Emotions ran high during Supreme Court’s hearing on roping in new administrators for BCCI, as a Kerala Cricket Association lawyer’s use of foul language was rebuked by the judges

cricket Updated: Jan 20, 2017 21:59 IST
Jasvinder Sidhu
BCCI

The Supreme Court had earlier axed BCCI president Anurag Thakur from his post.(HT Photo)

Ousted cricket bosses may be bristling after they were stripped of their posts following the Lodha Committee report, but the lawyer of one frustrated unit took the frustration too far in the Supreme Court on Friday.

The apex court was holding a hearing in connection with roping in new administrators recommended by senior lawyers Gopal Subramaniam and Anil Divan when pent-up anger boiled over for a lawyer representing the Kerala Cricket Association (KCA).

The outburst was from senior lawyer Vikas Singh. “We have spent more than Rs 3 crore on the Lodha Committee, and look, they are deciding our future. This is bloody our money.”

The intemperate language left the bench of Justices Deepak Mishra, AM Khanwilkar and DY Chandrachud shocked.

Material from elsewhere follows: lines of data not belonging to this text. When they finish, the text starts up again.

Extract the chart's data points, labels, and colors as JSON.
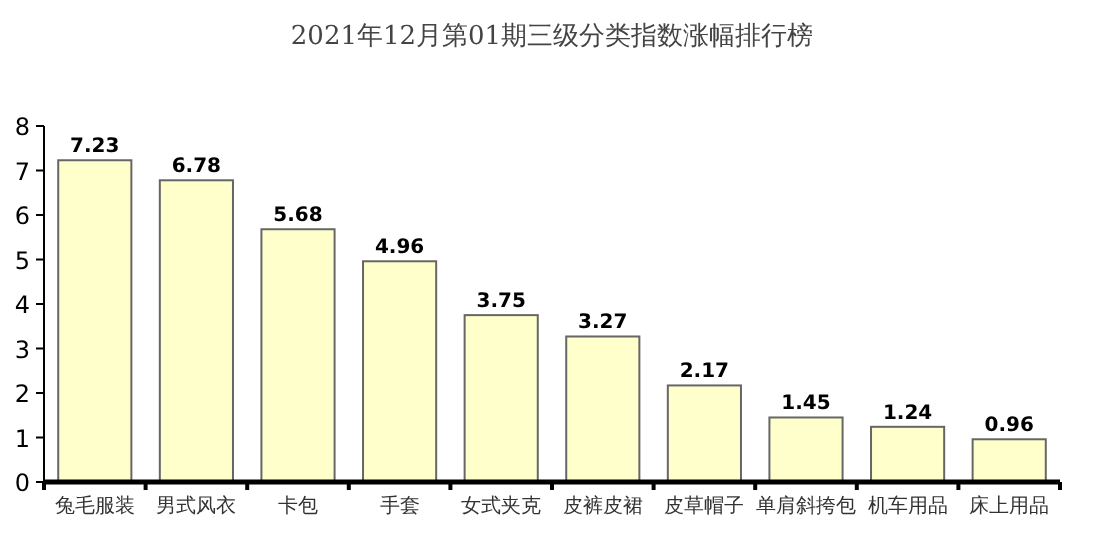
{
  "chart_data": {
    "type": "bar",
    "title": "2021年12月第01期三级分类指数涨幅排行榜",
    "categories": [
      "兔毛服装",
      "男式风衣",
      "卡包",
      "手套",
      "女式夹克",
      "皮裤皮裙",
      "皮草帽子",
      "单肩斜挎包",
      "机车用品",
      "床上用品"
    ],
    "values": [
      7.23,
      6.78,
      5.68,
      4.96,
      3.75,
      3.27,
      2.17,
      1.45,
      1.24,
      0.96
    ],
    "color": "#ffffcc",
    "ylim": [
      0,
      8
    ],
    "yticks": [
      0,
      1,
      2,
      3,
      4,
      5,
      6,
      7,
      8
    ],
    "data_labels": true
  }
}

“How you can use such language in this court? I feel sorry that you have used such words,” said Justice Mishra. “We are declining to hear you, not today.”

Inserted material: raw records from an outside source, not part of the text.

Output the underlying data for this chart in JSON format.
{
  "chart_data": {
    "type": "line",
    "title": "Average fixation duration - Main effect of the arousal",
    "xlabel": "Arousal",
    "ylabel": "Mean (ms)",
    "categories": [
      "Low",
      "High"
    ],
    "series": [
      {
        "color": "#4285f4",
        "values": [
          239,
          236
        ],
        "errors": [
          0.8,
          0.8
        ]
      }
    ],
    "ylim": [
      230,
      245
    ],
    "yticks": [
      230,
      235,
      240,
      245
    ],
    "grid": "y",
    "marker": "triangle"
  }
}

An upset Justice Chandrachud interjected, “People don’t use such language even in the district courts of Uttar Pradesh.”

Justice Mishra then turned to Attorney General Mukul Rohatgi, asking what he thought of the counsel’s language.

“This is absolutely unacceptable,” was the response. The AG was present in court to represent the Railways, All India Universities and Services cricket teams.

Vikas Singh apologised, only to invite more ire. Justice Mishra said, “Invention of the word ‘sorry’ is to teach a human to think and speak, not speak and then think.”

Earlier, BCCI lawyer Kapil Sibal argued there was an important meeting of the ICC in February and since there was no eligible BCCI official to attend, the Board could lose a lot of money.

Anil Divan said tongue-in-cheek that ICC president, Shashank Manohar, could negotiate for the Board as he was a former BCCI president.